Arrived here last night in preparation for the first gathering of Art of Hosting practioners in Europe, the first Art of Hosting on the Art of Hosting. I’m staying with my friend Ria Baeck, in a small converted stable on an old farm in the countryside outside of Brussels. Tom Hurley joined us this morning from San Francisco (he’s sleeping right now) and Toke, Monica, George Por, Maria Scordialos and Sarah Whitely and others are all arriving this afternoon. Tomorrow we start in a learning centre about 15 minutes away from here called Heerlijckyt.
The flight from Vancouver, through Heathrow was a strange experience for me, It was in many ways a journey back through some personal time and landscapes that have formed me. In 1978, when I was almost exactly the same age as my daughter, I moved with my family to England, where we lived for the next three years.
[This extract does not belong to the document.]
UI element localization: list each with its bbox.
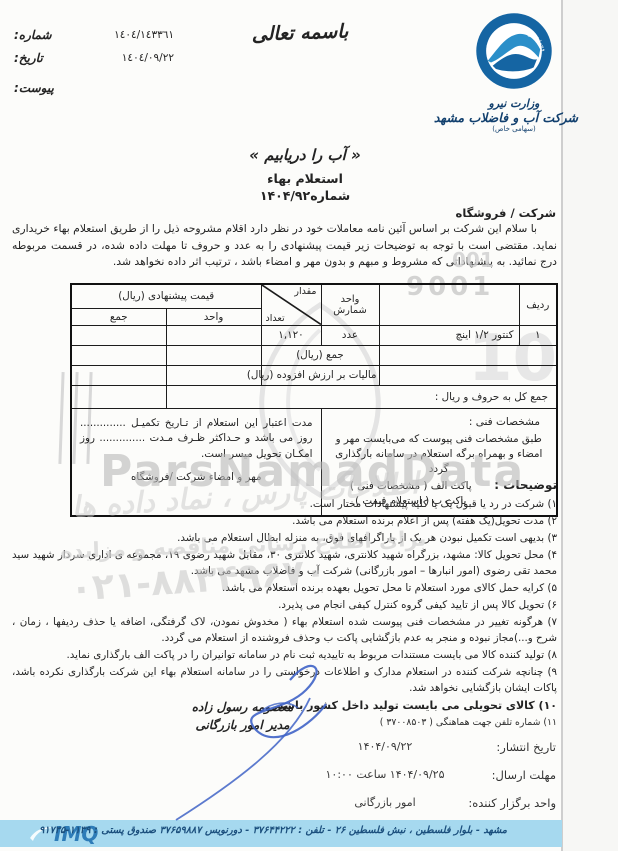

Since 1981, when we left I haven’t been back to Europe at all, so it was interesting landing at Heathrow again, almost 29 years to the day since I first landed there. There is nothing recognizable about the place to me, and I used to know it pretty well. I was an avid planespotter in my youth and I used to spend whole Saturdays with my friend Dominic Adams at Heathrow, watching the world come and go. Today I’m hard pressed to even guess where we used to watch planes from, if indeed that structure is even there anymore.
But this journey was also significant for other quick visits to personal landscapes. In flying from Vancouver to London, we travelled over almost all of the major homelands of my ancestry. First the fields of Saskatchewan, where my great grandmother’s family farmed, and then the Ojibway lands of Ontario, and much later, the homeland of my father’s family, the north of Ireland. We were within view of Moy, the town where my father’s family left from in the 1860s to come to Canada. A few minutes later our low earth orbit took me over the Isle of Man, where my some of my mom’s mother’s family came from. We sort of missed Scotland although it lay not far off our port wing, and that was it; the sum total of the landscapes in which my genes had travelled most recently. I covered in nine hours what it took my genetic material hundreds of years to do.
Ria met me at the Brussels airport and we drove east through southern Flanders to this little rural farmhouse, nestled in a beautifully tended garden. All I know about Flanders has been shaped by the Canadian narrative of the First World War, and so a lot of what I was seeing in this incredibly peaceful and pastoral land was some ancient grief of the wars that have raged over time in this place. I even pulled out a CA$10 bill when I got here and noticed for the first time that it has the first stanza of “In Flanders Fields” printed on it. (I’ve been travelling so much these days I currently have four currencies in my wallet, Canadian and American dollars, Euros and British pounds)
So here I am, happily ensconced in a Flanders fields and awaiting the arrival of some mates for what will prove to be a tasty gathering. More to come as we cook together.